Prisma

Am schimmlig Brot isch niemand gstorbe

Ausstellung „Seelen, Brezeln, Hungerbrote“ im Ulmer Museum der Brotkultur


Ulm (mde). „Frieger het mer viel schimmlig Brot ghoe, vielmal gell. Wie nachdem wies Mehl gsi isch. Aber s´isch niemand gstorbe drae“, berichten in der Ausstellung „Seelen, Brezeln, Hungerbrote“ zwei um das Jahr 1800 lebende Bäuerinnen aus dem Schwarzwald. Dieser Satz unterstreicht einen der zwei Aspekte der Ausstellung, die sich mit „Brotlosen Zeiten und Hungersnöten“ und mit der Kulturgeschichte der Backwaren in unserer Region beschäftigt. Die Ausstellung macht deutlich, dass das „Tägliche Brot“, das bis heute unseren Alltag begleitet, in früheren Zeiten oftmals so knapp war, dass dies zu bitterer Not und sozialen Unruhen in der Bevölkerung führte.

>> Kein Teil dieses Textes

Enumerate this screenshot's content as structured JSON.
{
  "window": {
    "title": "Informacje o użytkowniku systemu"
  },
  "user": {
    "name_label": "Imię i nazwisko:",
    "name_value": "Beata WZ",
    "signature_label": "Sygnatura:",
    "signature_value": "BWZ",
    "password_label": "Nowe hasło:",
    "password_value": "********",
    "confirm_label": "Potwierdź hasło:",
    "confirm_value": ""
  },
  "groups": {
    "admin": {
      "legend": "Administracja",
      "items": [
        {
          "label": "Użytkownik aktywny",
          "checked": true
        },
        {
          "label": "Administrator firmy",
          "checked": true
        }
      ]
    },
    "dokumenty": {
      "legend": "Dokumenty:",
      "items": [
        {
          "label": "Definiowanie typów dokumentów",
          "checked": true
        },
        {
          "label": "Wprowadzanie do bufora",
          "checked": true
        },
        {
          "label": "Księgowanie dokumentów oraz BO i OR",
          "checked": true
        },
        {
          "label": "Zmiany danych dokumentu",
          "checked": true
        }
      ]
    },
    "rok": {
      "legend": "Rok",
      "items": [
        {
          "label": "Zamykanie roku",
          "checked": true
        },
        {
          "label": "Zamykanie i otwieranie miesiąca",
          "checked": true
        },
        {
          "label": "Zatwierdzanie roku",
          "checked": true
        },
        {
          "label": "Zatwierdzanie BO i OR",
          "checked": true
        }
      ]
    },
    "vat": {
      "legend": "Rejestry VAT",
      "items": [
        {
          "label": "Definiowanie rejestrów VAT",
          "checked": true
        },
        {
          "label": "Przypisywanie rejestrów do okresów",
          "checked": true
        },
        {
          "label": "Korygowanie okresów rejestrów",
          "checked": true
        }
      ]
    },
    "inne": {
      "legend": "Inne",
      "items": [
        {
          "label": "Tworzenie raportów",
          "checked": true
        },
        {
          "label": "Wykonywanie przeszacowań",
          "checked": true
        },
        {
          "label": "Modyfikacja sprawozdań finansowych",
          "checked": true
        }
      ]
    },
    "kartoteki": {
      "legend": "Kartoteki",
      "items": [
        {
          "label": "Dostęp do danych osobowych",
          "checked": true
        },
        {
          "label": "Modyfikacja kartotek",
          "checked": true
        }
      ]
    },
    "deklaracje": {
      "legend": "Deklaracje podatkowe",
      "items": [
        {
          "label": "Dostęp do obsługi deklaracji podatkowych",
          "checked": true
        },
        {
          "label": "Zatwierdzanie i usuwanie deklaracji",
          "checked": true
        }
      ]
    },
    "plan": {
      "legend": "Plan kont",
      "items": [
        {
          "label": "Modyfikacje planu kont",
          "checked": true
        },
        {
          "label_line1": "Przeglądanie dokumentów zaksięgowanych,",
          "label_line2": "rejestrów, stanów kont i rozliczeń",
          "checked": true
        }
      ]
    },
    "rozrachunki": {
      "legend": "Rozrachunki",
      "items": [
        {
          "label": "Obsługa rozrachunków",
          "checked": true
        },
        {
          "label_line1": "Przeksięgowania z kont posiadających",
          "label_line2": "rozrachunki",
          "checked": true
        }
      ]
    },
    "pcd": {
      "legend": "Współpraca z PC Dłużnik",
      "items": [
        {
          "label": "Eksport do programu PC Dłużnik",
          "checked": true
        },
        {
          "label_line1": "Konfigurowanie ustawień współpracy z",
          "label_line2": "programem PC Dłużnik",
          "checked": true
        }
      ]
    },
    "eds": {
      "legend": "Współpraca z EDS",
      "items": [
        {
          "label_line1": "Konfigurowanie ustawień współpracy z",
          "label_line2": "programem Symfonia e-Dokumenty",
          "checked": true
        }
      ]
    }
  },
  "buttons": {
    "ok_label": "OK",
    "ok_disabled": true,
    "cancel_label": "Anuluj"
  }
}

Die Versorgungsengpässe um das Jahr 1800 lassen erahnen, warum zum Beispiel allein in den ersten vier Monaten des Jahres 1817 rund 18.000 Menschen, fast ein Fünftel der Bevölkerung Badens, nach Amerika oder nach Russland auswanderten. 1847 kam es in Stuttgart und Ulm zu „Brotkrawallen“. Die soziale Not hatte die Obrigkeit wie die württembergische Königin Katharina bereits nach der Hungerkatastrophe von 1816 nicht unberührt gelassen. Sie organisierte die Einrichtung von Suppenküchen und Speiseanstalten, um die schlimmste Not durch eine tägliche „Speisung“ zu mildern.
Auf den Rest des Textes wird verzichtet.